Eu não gosto da ideia de um dia para lembrar dos mortos, até porque não vejo a morte como um ponto final, mas sim como uma vírgula em uma história que atravessa planos. Para mim, o Dia de Finados sempre foi uma data estranha, quase protocolar, um lembrete público de algo tão íntimo que se torna difícil de compartilhar. Porque quem já amou de forma profunda e verdadeira, sabe que a ausência não precisa de uma data marcada: ela é a sombra silenciosa que caminha ao nosso lado todos os dias.
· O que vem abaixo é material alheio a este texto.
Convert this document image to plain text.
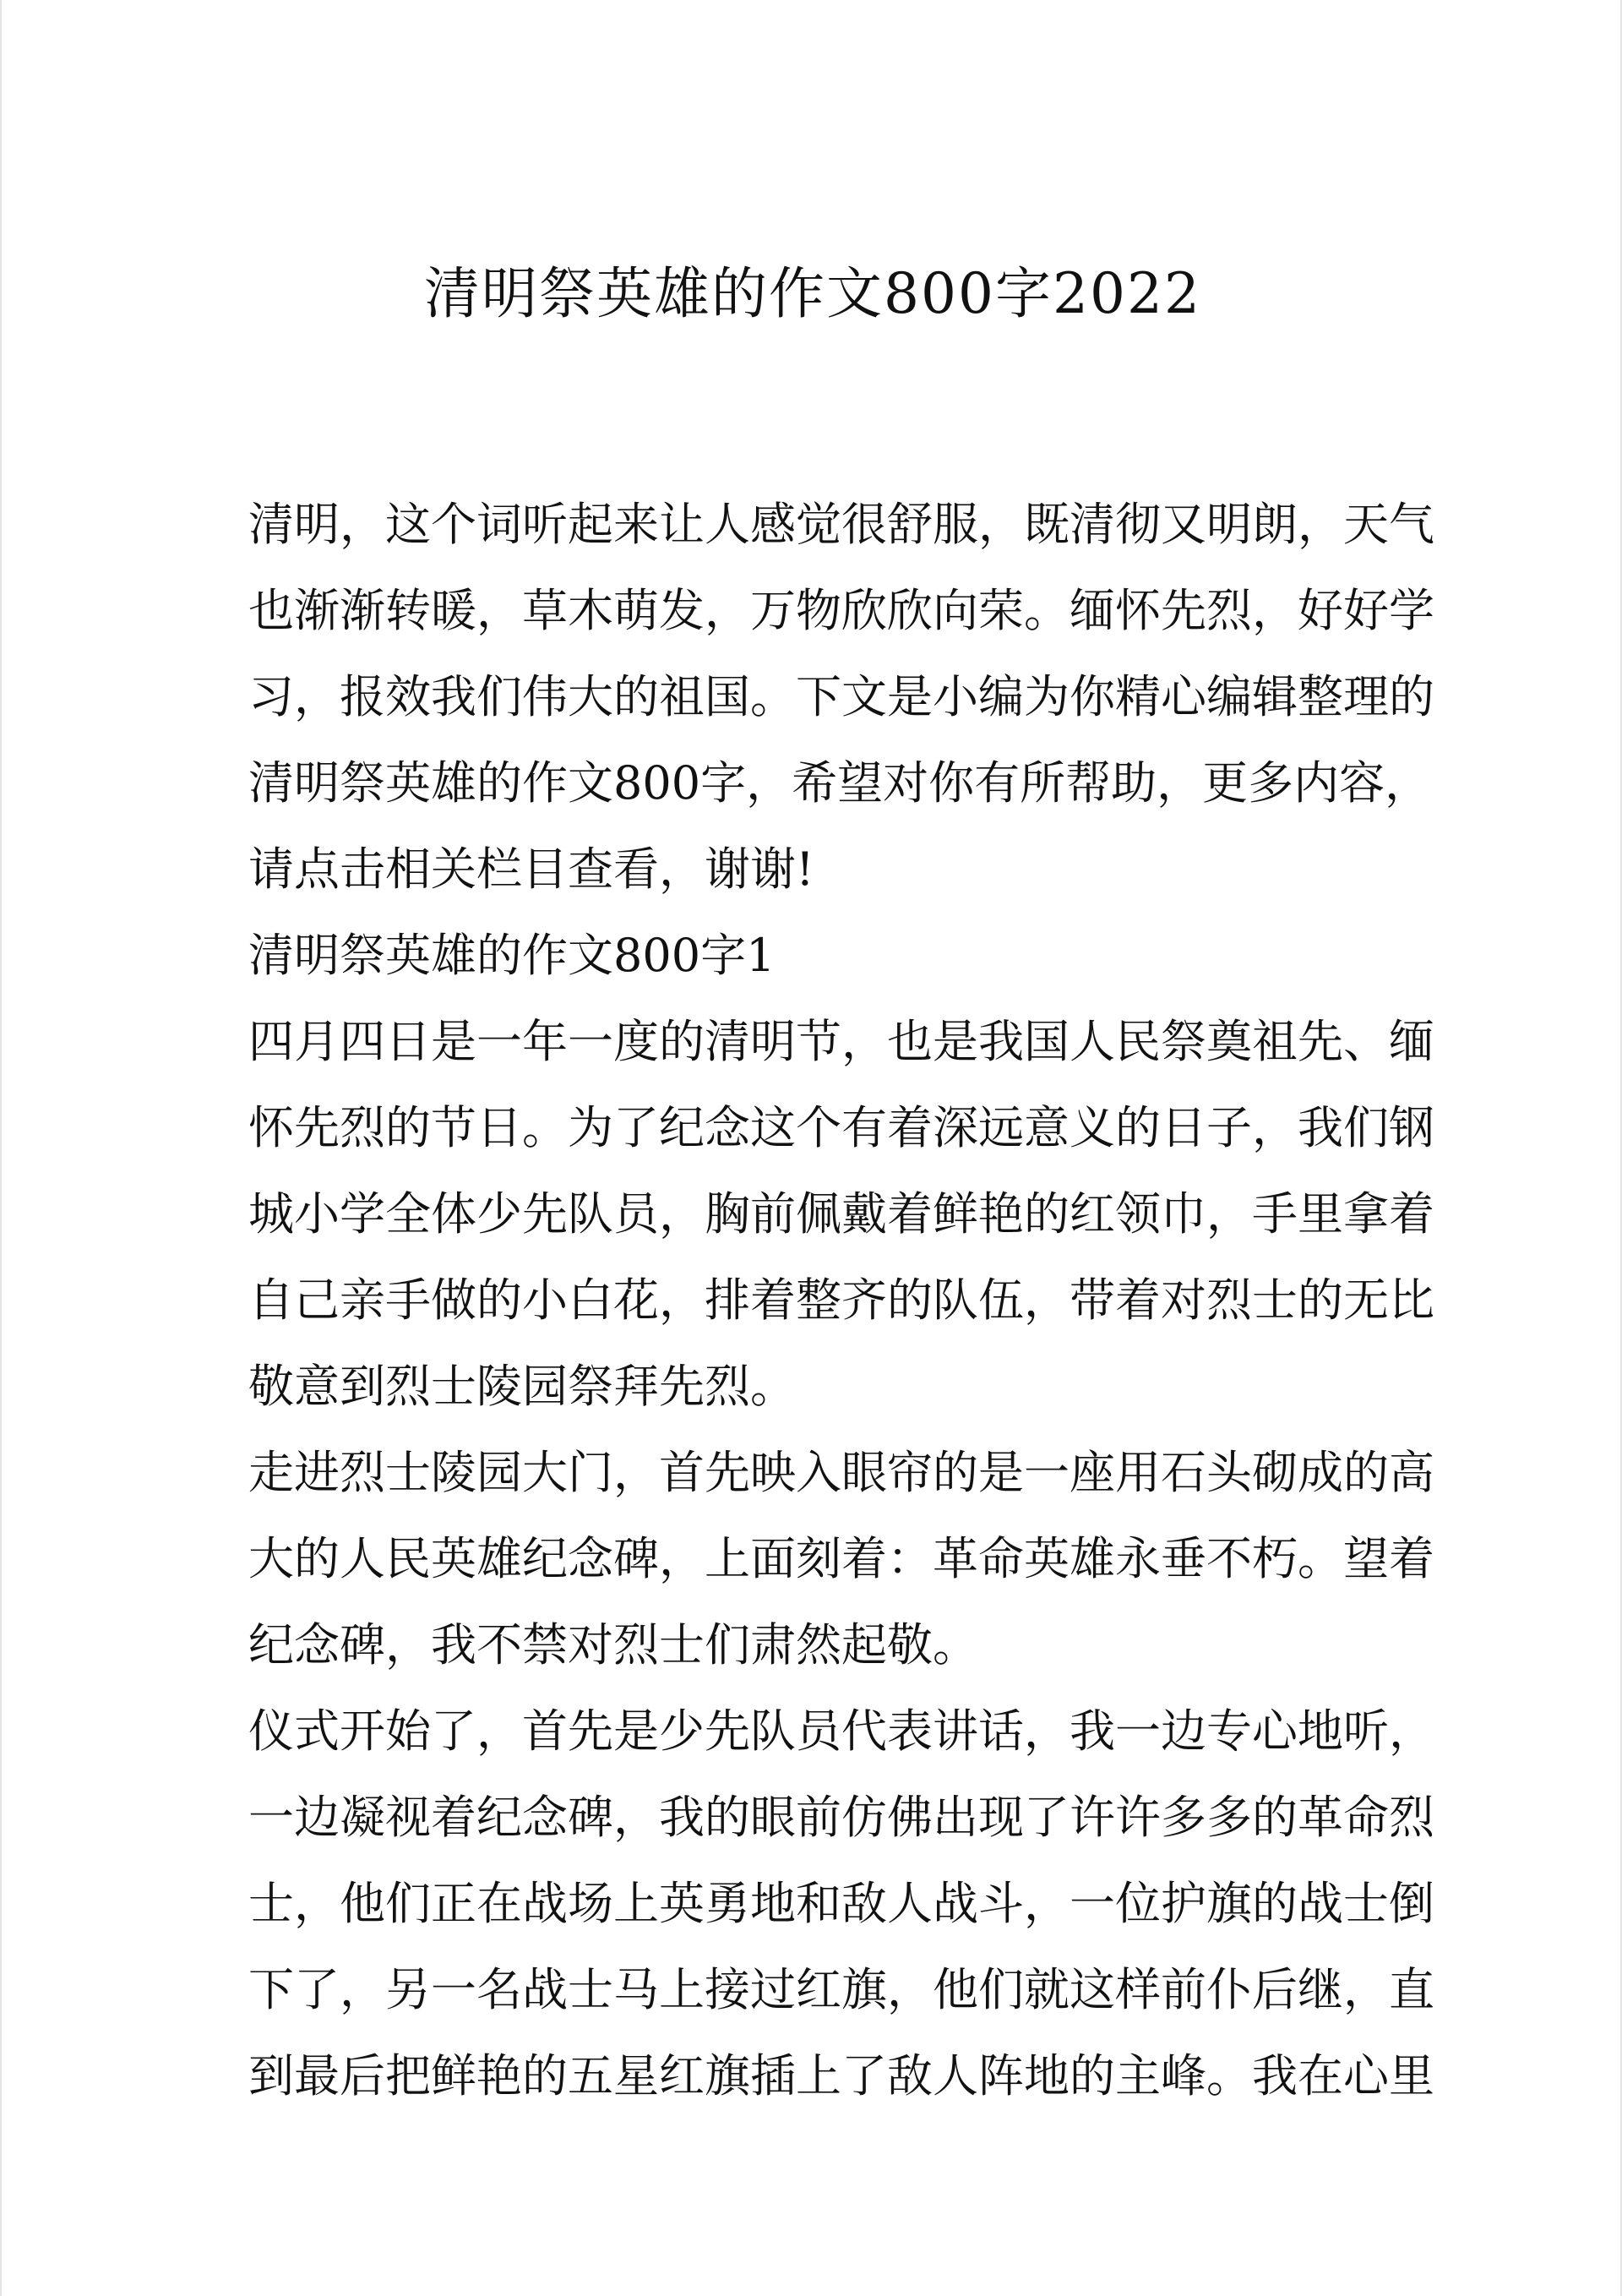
清明祭英雄的作文800字2022

清明，这个词听起来让人感觉很舒服，既清彻又明朗，天气

也渐渐转暖，草木萌发，万物欣欣向荣。缅怀先烈，好好学

习，报效我们伟大的祖国。下文是小编为你精心编辑整理的

清明祭英雄的作文800字，希望对你有所帮助，更多内容，

请点击相关栏目查看，谢谢!

清明祭英雄的作文800字1

四月四日是一年一度的清明节，也是我国人民祭奠祖先、缅

怀先烈的节日。为了纪念这个有着深远意义的日子，我们钢

城小学全体少先队员，胸前佩戴着鲜艳的红领巾，手里拿着

自己亲手做的小白花，排着整齐的队伍，带着对烈士的无比

敬意到烈士陵园祭拜先烈。

走进烈士陵园大门，首先映入眼帘的是一座用石头砌成的高

大的人民英雄纪念碑，上面刻着：革命英雄永垂不朽。望着

纪念碑，我不禁对烈士们肃然起敬。

仪式开始了，首先是少先队员代表讲话，我一边专心地听，

一边凝视着纪念碑，我的眼前仿佛出现了许许多多的革命烈

士，他们正在战场上英勇地和敌人战斗，一位护旗的战士倒

下了，另一名战士马上接过红旗，他们就这样前仆后继，直

到最后把鲜艳的五星红旗插上了敌人阵地的主峰。我在心里
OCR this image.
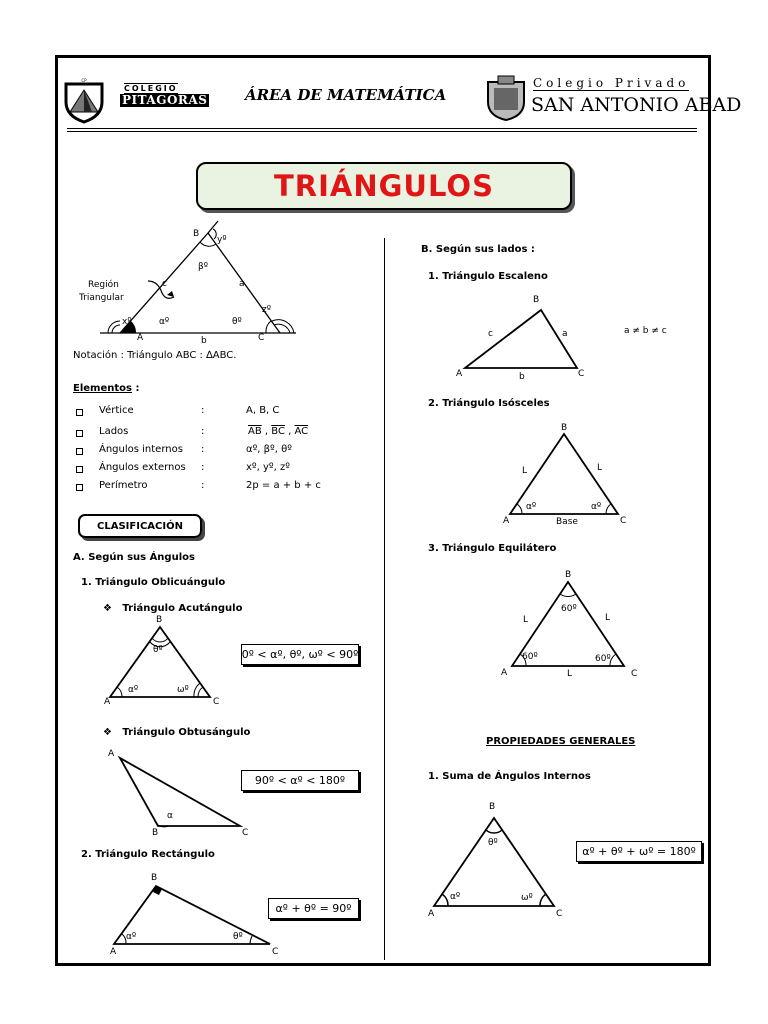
CP
COLEGIO
PITAGORAS	ÁREA DE MATEMÁTICA
Colegio Privado
SAN ANTONIO ABAD
TRIÁNGULOS
Región
Triangular
B
yº
βº
c	a
zº
xº	αº	θº
A	b	C
Notación : Triángulo ABC : ∆ABC.
Elementos :
Vértice	:	A, B, C
Lados	:	$\overline{AB}$ , $\overline{BC}$ , $\overline{AC}$
Ángulos internos :	αº, βº, θº
Ángulos externos :	xº, yº, zº
Perímetro	:	2p = a + b + c
CLASIFICACIÓN
A. Según sus Ángulos
1. Triángulo Oblicuángulo
❖ Triángulo Acutángulo
B
θº
αº	ωº
A	C
0º < αº, θº, ωº < 90º
❖ Triángulo Obtusángulo
A
α
B	C
90º < αº < 180º
2. Triángulo Rectángulo
B
αº	θº
A	C
αº + θº = 90º
B. Según sus lados :
1. Triángulo Escaleno
B
c	a
A	b	C
a ≠ b ≠ c
2. Triángulo Isósceles
B
L	L
αº	αº
A	Base	C
3. Triángulo Equilátero
B
60º
L	L
60º	60º
A	L	C
PROPIEDADES GENERALES
1. Suma de Ángulos Internos
B
θº
αº	ωº
A	C
αº + θº + ωº = 180º
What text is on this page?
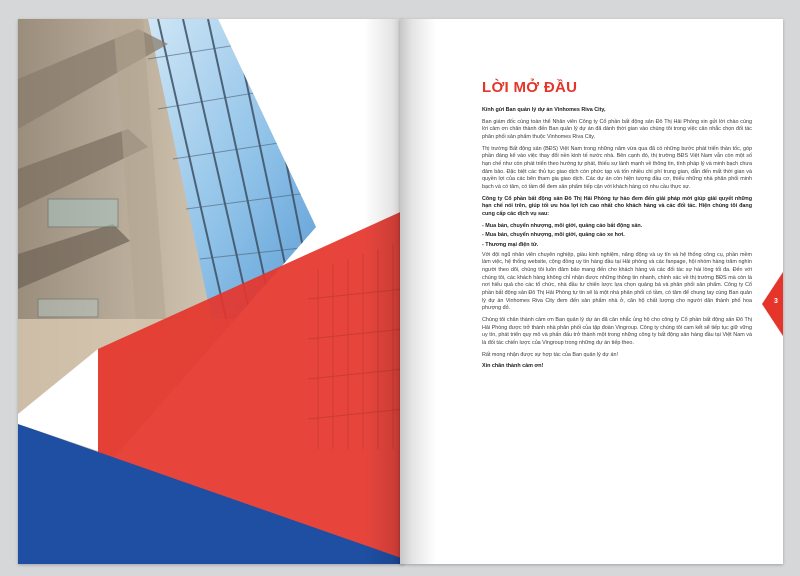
LỜI MỞ ĐẦU

Kính gửi Ban quản lý dự án Vinhomes Riva City,

Ban giám đốc cùng toàn thể Nhân viên Công ty Cổ phần bất động sản Đô Thị Hải Phòng xin gửi lời chào cùng lời cảm ơn chân thành đến Ban quản lý dự án đã dành thời gian vào chúng tôi trong việc cân nhắc chọn đối tác phân phối sản phẩm thuộc Vinhomes Riva City.

Thị trường Bất động sản (BĐS) Việt Nam trong những năm vừa qua đã có những bước phát triển thần tốc, góp phần đáng kể vào việc thay đổi nền kinh tế nước nhà. Bên cạnh đó, thị trường BĐS Việt Nam vẫn còn một số hạn chế như còn phát triển theo hướng tự phát, thiếu sự lành mạnh về thông tin, tính pháp lý và minh bạch chưa đảm bảo. Đặc biệt các thủ tục giao dịch còn phức tạp và tốn nhiều chi phí trung gian, dẫn đến mất thời gian và quyền lợi của các bên tham gia giao dịch. Các dự án còn hiện tượng đầu cơ, thiếu những nhà phân phối minh bạch và có tâm, có tầm để đem sản phẩm tiếp cận với khách hàng có nhu cầu thực sự.

Công ty Cổ phần bất động sản Đô Thị Hải Phòng tự hào đem đến giải pháp mới giúp giải quyết những hạn chế nói trên, giúp tối ưu hóa lợi ích cao nhất cho khách hàng và các đối tác. Hiện chúng tôi đang cung cấp các dịch vụ sau:

- Mua bán, chuyển nhượng, môi giới, quảng cáo bất động sản.

- Mua bán, chuyển nhượng, môi giới, quảng cáo xe hơi.

- Thương mại điện tử.

Với đội ngũ nhân viên chuyên nghiệp, giàu kinh nghiệm, năng động và uy tín và hệ thống công cụ, phần mềm làm việc, hệ thống website, cộng đồng uy tín hàng đầu tại Hải phòng và các fanpage, hội nhóm hàng trăm nghìn người theo dõi, chúng tôi luôn đảm bảo mang đến cho khách hàng và các đối tác sự hài lòng tối đa. Đến với chúng tôi, các khách hàng không chỉ nhận được những thông tin nhanh, chính xác về thị trường BĐS mà còn là nơi hiểu quả cho các tổ chức, nhà đầu tư chiến lược lựa chọn quảng bá và phân phối sản phẩm. Công ty Cổ phần bất động sản Đô Thị Hải Phòng tự tin sẽ là một nhà phân phối có tầm, có tâm để chung tay cùng Ban quản lý dự án Vinhomes Riva City đem đến sản phẩm nhà ở, căn hộ chất lượng cho người dân thành phố hoa phượng đỏ.

Chúng tôi chân thành cảm ơn Ban quản lý dự án đã cân nhắc ủng hộ cho công ty Cổ phần bất động sản Đô Thị Hải Phòng được trở thành nhà phân phối của tập đoàn Vingroup. Công ty chúng tôi cam kết sẽ tiếp tục giữ vững uy tín, phát triển quy mô và phấn đấu trở thành một trong những công ty bất động sản hàng đầu tại Việt Nam và là đối tác chiến lược của Vingroup trong những dự án tiếp theo.

Rất mong nhận được sự hợp tác của Ban quản lý dự án!

Xin chân thành cảm ơn!

3
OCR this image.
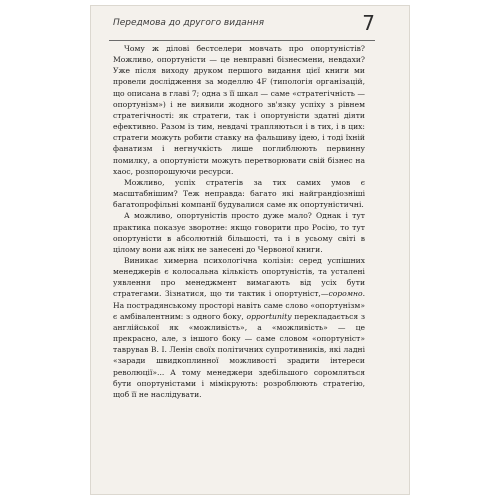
Передмова до другого видання	7

Чому ж ділові бестселери мовчать про опортуністів? Можливо, опортуністи — це невправні бізнесмени, невдахи? Уже після виходу друком першого видання цієї книги ми провели дослідження за моделлю 4F (типологія організацій, що описана в главі 7; одна з її шкал — саме «стратегічність — опортунізм») і не виявили жодного зв'язку успіху з рівнем стратегічності: як стратеги, так і опортуністи здатні діяти ефективно. Разом із тим, невдачі трапляються і в тих, і в цих: стратеги можуть робити ставку на фальшиву ідею, і тоді їхній фанатизм і негнучкість лише поглиблюють первинну помилку, а опортуністи можуть перетворювати свій бізнес на хаос, розпорошуючи ресурси.

Можливо, успіх стратегів за тих самих умов є масштабнішим? Теж неправда: багато які найграндіозніші багатопрофільні компанії будувалися саме як опортуністичні.

А можливо, опортуністів просто дуже мало? Однак і тут практика показує зворотне: якщо говорити про Росію, то тут опортуністи в абсолютній більшості, та і в усьому світі в цілому вони аж ніяк не занесені до Червоної книги.

Виникає химерна психологічна колізія: серед успішних менеджерів є колосальна кількість опортуністів, та усталені уявлення про менеджмент вимагають від усіх бути стратегами. Зізнатися, що ти тактик і опортуніст,—соромно. На пострадянському просторі навіть саме слово «опортунізм» є амбівалентним: з одного боку, opportunity перекладається з англійської як «можливість», а «можливість» — це прекрасно, але, з іншого боку — саме словом «опортуніст» таврував В. І. Ленін своїх політичних супротивників, які ладні «заради швидкоплинної можливості зрадити інтереси революції»... А тому менеджери здебільшого соромляться бути опортуністами і мімікрують: розроблюють стратегію, щоб її не наслідувати.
A morte chega sem pedir licença, interrompe conversas, apaga sorrisos e enche de ecos os cantos que um dia transbordaram de vida. É como um vento forte que nos desfolha, nos arranca pedaços e leva para longe. Mas, por mais devastadora que seja, é na falta que encontramos a força de reconhecer o que foi extraordinário. Por que, afinal, a falta é a confirmação de que algo verdadeiro existiu. Só sente o vazio quem teve a sorte de se encher de histórias, de risos compartilhados, de aprendizados que hoje moldam quem somos. E talvez, de algum modo, a pessoa que se foi continue a nos moldar, um legado invisível que pulsa em nossas decisões, em nossas conquistas. “Se você estivesse aqui, o que diria sobre isso?” é a pergunta que muitas vezes guia os passos, como uma bússola secreta.
A morte, de fato, é barulhenta em seu impacto e solitária em sua essência. Ela não chega apenas para esvaziar a cadeira ao lado; ela se instala em nossos pensamentos, se mistura à rotina, e passa a morar nos detalhes — na canção que toca de repente, no aroma de café que lembra uma manhã específica, nas palavras que ecoam nas memórias. E quando a dor dá uma trégua, surge a saudade, essa mistura agridoce de falta e gratidão.
A dor da perda nos transforma, é verdade, mas também nos lembra que estamos vivos, continuando uma jornada que, em algum lugar do caminho, nos fará encontrar de novo. Porque não acredito na morte como um fim, mas como um portal que deixa marcas profundas — marcas que nos tornam quem somos e nos acompanham até a próxima virada do destino.
Penso nos meus dois irmãos gêmeos, que se foram ainda antes de chegar ao mundo. Sinto saudade de quem nunca conheci, e essa é uma das formas mais dolorosas de amar: querer ter vivido histórias que nunca puderam ser. Lembro da expectativa doce, da alegria que compartilhávamos, eu e meus pais, aguardando a chegada deles. E também do silêncio, profundo e implacável, que tomou conta de nós quando se foram. É um silêncio que ainda ecoa, uma ausência que preenche o coração com perguntas e sonhos não realizados. Queria ter tido a chance de vê-los crescer, de partilhar risos, de ter construído uma vida com eles. E mesmo assim, na saudade que guardo, eles vivem comigo, como uma parte inacabada, mas eterna, de quem sou.
E a saudade, ah, essa se aninha no silêncio das madrugadas e nos momentos que pedem celebração. É o “queria que você estivesse aqui” que escapa baixinho, entre um suspiro e outro. É o gesto de olhar para o céu, à procura de algum sinal que nos faça acreditar que, de onde estão, os nossos amores ainda nos acompanham, torcem por nós, vibram com as nossas conquistas e choram as nossas dores.
A ausência nos ensina que algumas pessoas são tão grandes que, mesmo quando partem, ficam. Elas habitam a risada que herdamos delas, a força que nos transmitiram sem saber. A falta, que rasga o peito e faz os dias pesarem mais, é também um lembrete de que viver é continuar por nós e por eles. É honrar cada conselho, cada sonho compartilhado, cada abraço que, mesmo não podendo ser dado, ainda pode ser sentido.
E hoje, Rafael, essa é a sua homenagem. Porque a sua partida não apagou as memórias de quem você foi: homem forte e leal, parceiro de todas as horas, companheiro de jornada e amor da minha vida. Ainda ouço sua voz em dias de dúvida, sinto seu riso ecoando em momentos de alegria. Carrego o orgulho de ter caminhado ao seu lado, e quando olho para o céu, sei que a luz que vejo é a sua, me guiando. Você nunca será apenas uma lembrança, mas uma presença constante, viva, na saudade que me mantém conectada a tudo que você foi — e ainda é em mim.
Assim, a saudade é mais do que um lamento: é a forma mais poética e eterna de celebrar quem deveria estar ao nosso lado. É lembrar todos os dias, mesmo sem querer, e manter viva essa chama que, se a morte não apaga, é porque, de fato, é eterna. A saudade, meus irmãos e meu amor, é a forma mais bonita de dizer: vocês fazem falta, e sempre farão. E isso é amor na sua forma mais pura e eterna.